The  GDPR  changed the landscape of how customer information and privacy is  handled. Though the tenets of the GDPR pertain to usage of personal data of residents of the European Union, if you have customers who reside in the EU you are impacted. From the GDPR website:

“If you record phone calls you must fulfil any of the following conditions to ensure you are doing so legally:

  1. Receive consent from the individual(s) in the phone call to record.
  2. Justify the necessity of the recording, i.e. to fulfil a contract, or for legal requirements.
  3. It is necessary to protect the interests of one or more participants.
  4. The recording is in the public interest, or necessary for the exercise the official authority.
  5. It is in the interest of the recorder, only overridden if they conflict with the interest of the participant of the call.


When a business is using call recording to monitor customer service, they are still left to fulfil the first condition to be fully compliant. The fifth condition may also apply as it could be argued that staff quality assurance outweighs the interest of privacy.”

“I’d like to speak to a supervisor”

Call Monitoring


tea break in QA tools chat

Top up your tea after all that legal talk.
You deserve it.



So, call monitoring. It’s different from call recording in that a manager or supervisor is listening/viewing the exchange between an agent and a customer as it occurs, right? Used respectfully and judiciously, this QA tool has many benefits:

  1. You can offer new agents a lifeline of support during a customer interaction with monitoring.  
  2. For ongoing training and adherence, your supervisors can randomly monitor contacts to ensure agents are on-point.
  3. Monitoring also allows you to hear what your customers are saying first hand. That information assists you in retaining customers and making improvements that reduce your customer service load.

“If you’re talking to Mrs. Kain, ask about her dog Bruce.”

Collaboration and Relationship Building


collaboration with coworkers

Now it’s time to pour someone else a cup of tea: your agents.


Arguably,  the influence with the greatest potential in a customer service center is not software but people. Allowing reps to tap each others’ knowledge and improvise based on that group knowledge mobilizes your greatest assets.

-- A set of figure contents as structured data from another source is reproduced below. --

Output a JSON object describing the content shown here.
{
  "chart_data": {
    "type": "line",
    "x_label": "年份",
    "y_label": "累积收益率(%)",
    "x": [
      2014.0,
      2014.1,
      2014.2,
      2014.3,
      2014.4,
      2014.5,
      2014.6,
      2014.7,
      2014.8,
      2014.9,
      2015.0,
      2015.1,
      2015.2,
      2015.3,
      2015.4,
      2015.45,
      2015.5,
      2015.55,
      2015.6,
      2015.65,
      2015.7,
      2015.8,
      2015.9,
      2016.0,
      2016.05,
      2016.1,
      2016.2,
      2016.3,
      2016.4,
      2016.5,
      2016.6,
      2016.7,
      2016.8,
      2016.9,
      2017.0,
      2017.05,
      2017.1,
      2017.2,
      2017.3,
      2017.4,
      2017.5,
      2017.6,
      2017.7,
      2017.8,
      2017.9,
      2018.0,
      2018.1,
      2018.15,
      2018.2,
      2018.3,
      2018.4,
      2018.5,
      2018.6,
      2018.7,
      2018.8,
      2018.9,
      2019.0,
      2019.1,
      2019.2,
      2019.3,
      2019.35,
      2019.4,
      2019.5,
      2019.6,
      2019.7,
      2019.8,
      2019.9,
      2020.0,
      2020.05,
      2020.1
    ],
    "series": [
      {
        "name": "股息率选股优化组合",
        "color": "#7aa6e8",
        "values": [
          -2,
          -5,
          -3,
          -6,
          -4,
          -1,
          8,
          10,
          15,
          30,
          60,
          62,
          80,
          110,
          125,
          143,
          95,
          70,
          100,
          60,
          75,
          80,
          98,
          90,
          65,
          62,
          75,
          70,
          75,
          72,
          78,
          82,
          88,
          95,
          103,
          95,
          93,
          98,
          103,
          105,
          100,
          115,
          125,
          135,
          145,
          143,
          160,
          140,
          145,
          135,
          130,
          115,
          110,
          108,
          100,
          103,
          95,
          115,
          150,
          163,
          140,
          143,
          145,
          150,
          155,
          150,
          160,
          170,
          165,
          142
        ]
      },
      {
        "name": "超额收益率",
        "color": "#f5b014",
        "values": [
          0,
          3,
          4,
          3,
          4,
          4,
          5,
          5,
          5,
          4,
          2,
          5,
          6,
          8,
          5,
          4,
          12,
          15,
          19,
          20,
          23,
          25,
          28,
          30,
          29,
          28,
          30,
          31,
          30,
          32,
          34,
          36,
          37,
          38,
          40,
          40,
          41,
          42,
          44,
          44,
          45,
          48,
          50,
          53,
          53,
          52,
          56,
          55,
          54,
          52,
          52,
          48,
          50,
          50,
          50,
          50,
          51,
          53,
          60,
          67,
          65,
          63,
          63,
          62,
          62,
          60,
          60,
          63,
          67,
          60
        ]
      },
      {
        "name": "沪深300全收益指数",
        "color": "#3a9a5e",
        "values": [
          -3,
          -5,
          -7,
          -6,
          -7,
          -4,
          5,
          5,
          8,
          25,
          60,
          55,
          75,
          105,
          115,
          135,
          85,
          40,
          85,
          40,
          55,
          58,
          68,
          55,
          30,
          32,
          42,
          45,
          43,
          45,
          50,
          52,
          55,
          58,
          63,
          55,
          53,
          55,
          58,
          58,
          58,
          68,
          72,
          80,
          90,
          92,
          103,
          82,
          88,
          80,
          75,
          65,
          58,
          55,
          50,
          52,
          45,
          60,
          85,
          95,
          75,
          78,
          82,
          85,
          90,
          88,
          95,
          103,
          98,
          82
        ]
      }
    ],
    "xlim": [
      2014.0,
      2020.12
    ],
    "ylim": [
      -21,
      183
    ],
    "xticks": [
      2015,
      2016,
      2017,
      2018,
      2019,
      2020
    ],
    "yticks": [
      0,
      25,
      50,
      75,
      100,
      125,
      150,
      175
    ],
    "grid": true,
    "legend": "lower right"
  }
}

T-Mobile has had calculable success with such an updated approach:

“Reps sit together in shared spaces called pods, collaborate openly, and are trained and encouraged to solve customer issues as they see fit.”  

This style, along with dedicating agent groups to customer groups, has had a positive effect on the company bottom line:

“The T-Mobile model is paying huge dividends for the company: In the three years since launch, T-Mobile’s overall cost to serve is down 13%, its Net Promoter Score (a measure of customer loyalty) is up by more than half, and its customer churn rate has dipped to an all-time low. Employees are happier too; attrition and absenteeism have plummeted.”

Collaboration and team building is all the more important in a world of increasing remote work. Making sure agents feel supported, experience inclusion and empathy is key to keeping skilled workers.

“Thanks for your help!”

The Desired Result

The point of QA is to ensure all components of your business are on the same page and effectively securing and growing your business. Use QA Tools effectively to tighten up your approach and track those results.

That cup of tea tastes even better with a dash of success.